USA Legacy Express vol.124 -予測不可能なレガシー環境-

Kenta Hiroki

 皆さんこんにちは。来週末にはグランプリ・静岡2017が開催されます。メインイベントはスタンダードですが、【レガシーの併催イベント】も開催される予定なので、これを機会に参加してみてはいかがでしょうか。

 さて、今回の連載ではアメリカで開催された【CFB Game Center 4K】の入賞デッキを見ていきたいと思います。

CFB Game Center 4K
~様々なデッキがトップ8に入賞~

2月25日
Top4 Jeskai Delver
Top4 Lands
Top4 Aluren
Top4 Shardless Sultai
Top8 Abzan
Top8 Goblins
Top8 Miracles
Top8 Esper Stoneblade

トップ8のデッキリストは【こちら】

 アメリカ大手のショップであるChannel Fireball主催の賞金総額4000ドルのレガシーイベントは、105名の参加者を出し上位4名(Jeskai Delver、Lands、Aluren、Shardless Sultai)が賞金をスプリットしました。定番のMiraclesやSultai以外にもAluren、Lands、StonebladeやGoblinsなど、異なるアーキタイプが勝ち残っていました。

CFB Game Center 4K デッキ紹介

「Jeskai Delver」「Goblins」「Abzan」



Michael Beck「Jeskai Delver」
CFB Game Center 4K(Top4)

4 《Tundra》
3 《Volcanic Island》
4 《汚染された三角州》
4 《溢れかえる岸辺》
1 《霧深い雨林》
4 《不毛の大地》

-土地 (20)-

4 《秘密を掘り下げる者》
4 《石鍛冶の神秘家》
1 《若き紅蓮術士》
2 《真の名の宿敵》

-クリーチャー (11)-
4 《稲妻》
4 《剣を鍬に》
4 《渦まく知識》
4 《思案》
3 《呪文貫き》
4 《目くらまし》
4 《意志の力》
1 《梅澤の十手》
1 《殴打頭蓋》

-呪文 (29)-
4 《翻弄する魔道士》
2 《渋面の溶岩使い》
2 《赤霊破》
2 《安らかなる眠り》
1 《真の名の宿敵》
1 《弱者の報復》
1 《摩耗+損耗》
1 《墓掘りの檻》
1 《饗宴と飢餓の剣》

-サイドボード (15)-
hareruya



 2013年に開催されたグランプリ・ワシントンD.C.2013を制したアメリカのプロで、Hall of FamerであるOwen Turtenwaldが使用していたJeskai Delverとほぼ同一のデッキです。

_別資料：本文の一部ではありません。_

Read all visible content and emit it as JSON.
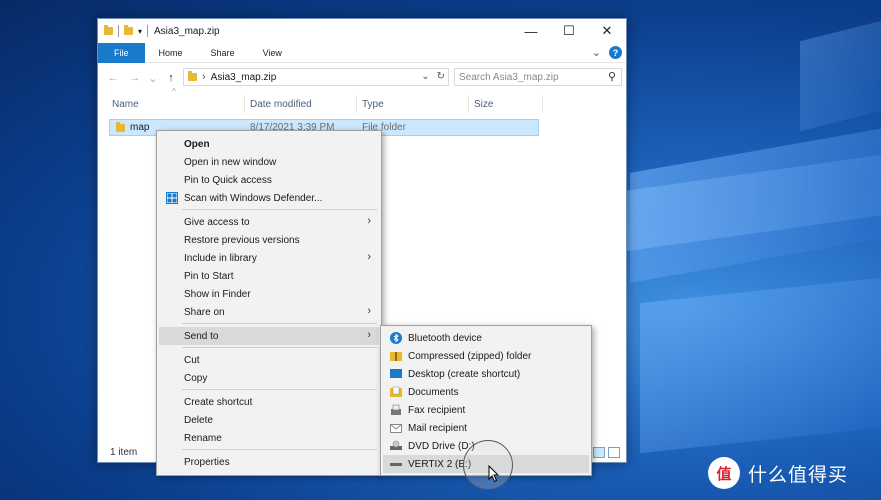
{
  "window": {
    "title": "Asia3_map.zip",
    "minimize": "—",
    "maximize": "☐",
    "close": "✕"
  },
  "ribbon": {
    "tabs": [
      "File",
      "Home",
      "Share",
      "View"
    ],
    "expand": "⌄",
    "help": "?"
  },
  "nav": {
    "back": "←",
    "forward": "→",
    "recent": "⌄",
    "up": "↑",
    "breadcrumb_sep": "›",
    "path": "Asia3_map.zip",
    "search_placeholder": "Search Asia3_map.zip"
  },
  "columns": [
    "Name",
    "Date modified",
    "Type",
    "Size"
  ],
  "files": [
    {
      "name": "map",
      "date": "8/17/2021 3:39 PM",
      "type": "File folder",
      "size": ""
    }
  ],
  "status": {
    "count": "1 item"
  },
  "context_menu": {
    "items": [
      {
        "label": "Open",
        "bold": true
      },
      {
        "label": "Open in new window"
      },
      {
        "label": "Pin to Quick access"
      },
      {
        "label": "Scan with Windows Defender..."
      },
      {
        "label": "Give access to",
        "submenu": true
      },
      {
        "label": "Restore previous versions"
      },
      {
        "label": "Include in library",
        "submenu": true
      },
      {
        "label": "Pin to Start"
      },
      {
        "label": "Show in Finder"
      },
      {
        "label": "Share on",
        "submenu": true
      },
      {
        "label": "Send to",
        "submenu": true,
        "highlighted": true
      },
      {
        "label": "Cut"
      },
      {
        "label": "Copy"
      },
      {
        "label": "Create shortcut"
      },
      {
        "label": "Delete"
      },
      {
        "label": "Rename"
      },
      {
        "label": "Properties"
      }
    ]
  },
  "send_to": {
    "items": [
      {
        "label": "Bluetooth device",
        "icon": "bluetooth-icon"
      },
      {
        "label": "Compressed (zipped) folder",
        "icon": "zip-folder-icon"
      },
      {
        "label": "Desktop (create shortcut)",
        "icon": "desktop-icon"
      },
      {
        "label": "Documents",
        "icon": "documents-icon"
      },
      {
        "label": "Fax recipient",
        "icon": "fax-icon"
      },
      {
        "label": "Mail recipient",
        "icon": "mail-icon"
      },
      {
        "label": "DVD Drive (D:)",
        "icon": "dvd-drive-icon"
      },
      {
        "label": "VERTIX 2 (E:)",
        "icon": "usb-drive-icon",
        "highlighted": true
      }
    ]
  },
  "watermark": {
    "logo": "值",
    "text": "什么值得买"
  },
  "colors": {
    "accent": "#1979ca",
    "selection": "#cce8ff",
    "menu_bg": "#f2f2f2"
  }
}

メタのシフトによる環境の変化はありますが、数年前に活躍していたデッキでも大会で結果を残せるのは、ローテーションや禁止改定による大きな変更の少ないレガシーならではです

☆注目ポイント

真の名の宿敵

 《致命的な一押し》の影響で単体除去が中心の環境となっている中、除去耐性の高い《真の名の宿敵》は信頼性の高いクロックとして多くの青いフェアデッキの主力クリーチャーです

石鍛冶の神秘家

 このデッキでは《石鍛冶の神秘家》と装備品のおかげで強化が可能であり、2種類の1マナ除去にアクセス可能なので、Delver系の中でもクリーチャーデッキに対して強い型です。

呪文貫き

 《ヴェールのリリアナ》のように《真の名の宿敵》に対する回答も《呪文貫き》などでカウンターしていきます。布告系の除去に対しては《若き紅蓮術士》も有効ですが、このデッキはGrixis Delverのように軽いプロアクティブなスペルをあまり採っていないので、わずか1枚の採用となっています。

翻弄する魔道士

他のDelver系と比べるとクリーチャー除去を多く積んでいるため無駄になりやすく、Miraclesも苦手とするため、コンボのキーカードやMiraclesのスイーパーである《終末》を禁止にする《翻弄する魔道士》がサイドに4枚積まれています。クロックにもなり青いカードなので《意志の力》のコストにもなるので、コンボに対しては特に有効なクリーチャーです


Brett Parise「Goblins」
CFB Game Center 4K(Top4)

3 《山》
2 《Plateau》
4 《乾燥台地》
3 《沸騰する小湖》
4 《魂の洞窟》
1 《ペンデルヘイヴン》
4 《不毛の大地》
2 《リシャーダの港》

-土地 (23)-

4 《ゴブリンの従僕》
2 《ゴブリンの群衆追い》
2 《モグの戦争司令官》
2 《巣穴の煽動者》
1 《棘鞭使い》
4 《ゴブリンの女看守》
3 《宝石の手の焼却者》
2 《ゴブリンの酋長》
1 《ゴブリンの名手》
4 《ゴブリンの首謀者》
1 《タクタクの潰し屋》
1 《Goblin Settler》
1 《包囲攻撃の司令官》
1 《鏡割りのキキジキ》

-クリーチャー (29)-
2 《タール火》
2 《紅蓮操作》
4 《霊気の薬瓶》

-呪文 (8)-
3 《月の大魔術師》
2 《スレイベンの守護者、サリア》
2 《安らかなる眠り》
2 《精神壊しの罠》
1 《エーテル宣誓会の法学者》
1 《タクタクの潰し屋》
1 《唐突なる死》
1 《紅蓮操作》
1 《墓掘りの檻》
1 《真髄の針》

-サイドボード (15)-
hareruya



 最近のGoblinsはプリズン要素も含めたGoblin Stompyが主流ですが、今大会では久しぶりに伝統的なGoblinsが上位入賞を果たしました。苦手なコンボデッキ対策に《エーテル宣誓会の法学者》《スレイベンの守護者、サリア》の2体のヘイトベアー、墓地対策の《安らかなる眠り》のために白を足していて、ストーム系のコンボやReanimatorを特に意識しています。



☆注目ポイント

 最近はあまり見なくなりましたが、《霊気の薬瓶》《魂の洞窟》によりカウンターに耐性があり、《ゴブリンの女看守》のサーチ能力と《ゴブリンの首謀者》の提供するアドバンテージ、《宝石の手の焼却者》《タール火》といったゴブリンカードとしてもカウントされる除去などにより、環境のフェアデッキの多くと互角以上に渡り合えます

ゴブリンの女看守ゴブリンの首謀者

 《ゴブリンの女看守》《ゴブリンの首謀者》をうまく使い回すことで、《終末》も対策できます。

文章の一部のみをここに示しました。